In this context, in embryos, female chicks, and young hens, LCAT gene expression occurs predominantly in the liver, likely correlating with their high plasma HDL levels. Recent reports also demonstrated apoA-I expression in the liver of developing chicks(62) . In man, mouse, and rat, the liver is the predominant tissue of LCAT mRNA expression (20, 57) . Interestingly, one primate species, the baboon, has been reported to exhibit 3 times higher LCAT mRNA levels in brain than in liver of female animals(18) ; the authors observed similar results in male baboons.

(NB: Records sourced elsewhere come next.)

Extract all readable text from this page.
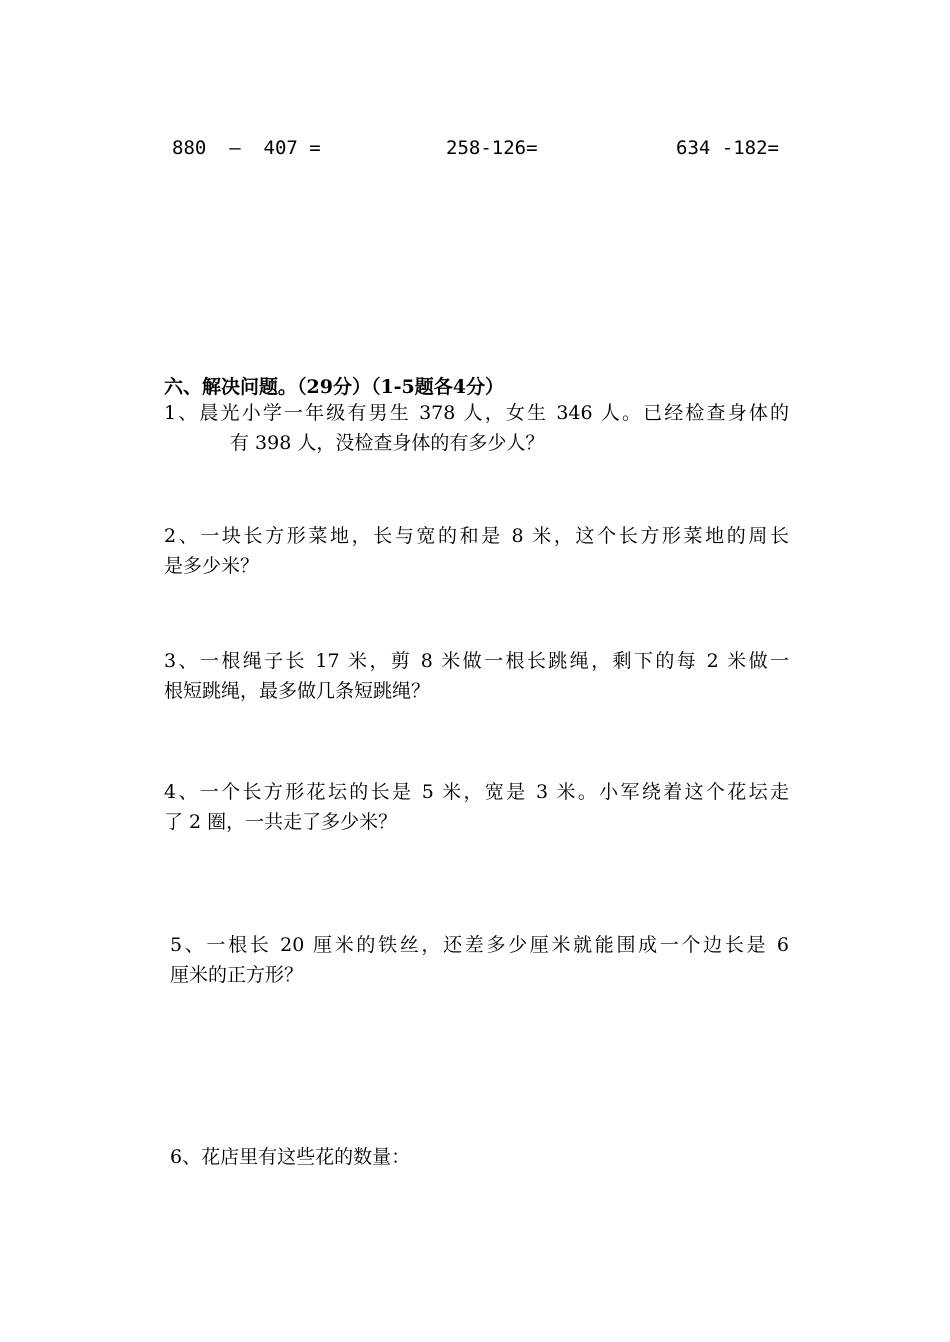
880  –  407 =	258-126=	634 -182=
六、解决问题。（29分）（1-5题各4分）
1、晨光小学一年级有男生 378 人，女生 346 人。已经检查身体的
有 398 人，没检查身体的有多少人？
2、一块长方形菜地，长与宽的和是 8 米，这个长方形菜地的周长
是多少米？
3、一根绳子长 17 米，剪 8 米做一根长跳绳，剩下的每 2 米做一
根短跳绳，最多做几条短跳绳？
4、一个长方形花坛的长是 5 米，宽是 3 米。小军绕着这个花坛走
了 2 圈，一共走了多少米？
5、一根长 20 厘米的铁丝，还差多少厘米就能围成一个边长是 6
厘米的正方形？
6、花店里有这些花的数量：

In all other studies so far, extrahepatic tissues were found to express only trace amounts of LCAT(20, 57) .
It is probably not unexpected to find LCAT mRNA expression in brain, which is separated from the plasma compartment by the blood-brain barrier and thus from proteins that cannot freely cross this boundary. However, several lines of evidence indicate that the brain maintains cholesterol homeostasis by both uptake as well as removal. Pitas et al.(63) demonstrated that all known components of proper lipoprotein metabolism are present and functional in the brain. ApoE and apoA-I are the major apolipoproteins in human and canine cerebrospinal fluid(63, 64, 65, 66) . Recently, further apoproteins have been described from human cerebrospinal fluid, such as apoA-IV, D, and J(67) . Since the adult brain does not accumulate cholesterol, it must possess a mechanism(s) to dispose of excess cholesterol. ApoA-I-carrying HDL particles in conjunction with LCAT may well participate in this reverse cholesterol transport process. Notably, LCAT, albeit with low activity, has been demonstrated in human cerebrospinal fluid(68) . In brain of laying hens, we find dramatically increased LCAT mRNA levels compared with liver, possibly reflecting the need for maintenance of cholesterol homeostasis in this partially closed system. LCAT action in brain may be important for function of the central nervous system, since several patients with LCAT deficiency showed signs of hearing loss and sensory impairments(4) . Whether high levels of LCAT mRNA expression correlate with high enzyme activity in the brain of adult chickens and the baboon (18) needs to be addressed in further studies.
The observed tissue-specific expression of LCAT may be subject to tight control. For instance, in addition to known promoter elements(69) , we might find tissue-specific posttranscriptional control of the LCAT gene. We have observed in the 3`-untranslated region of chicken LCAT elements previously characterized as important for estrogen regulation at the level of mRNA stability(47, 48) . Thus, the chicken with its dramatic developmental changes and gender differences in LCAT gene expression provides a powerful system to delineate possibly novel control elements of LCAT regulation in vivo.
The nucleotide sequence(s) reported in this paper has been submitted to the GenBank(TM)/EMBL Data Bank with accession number(s) X91011[GenBank].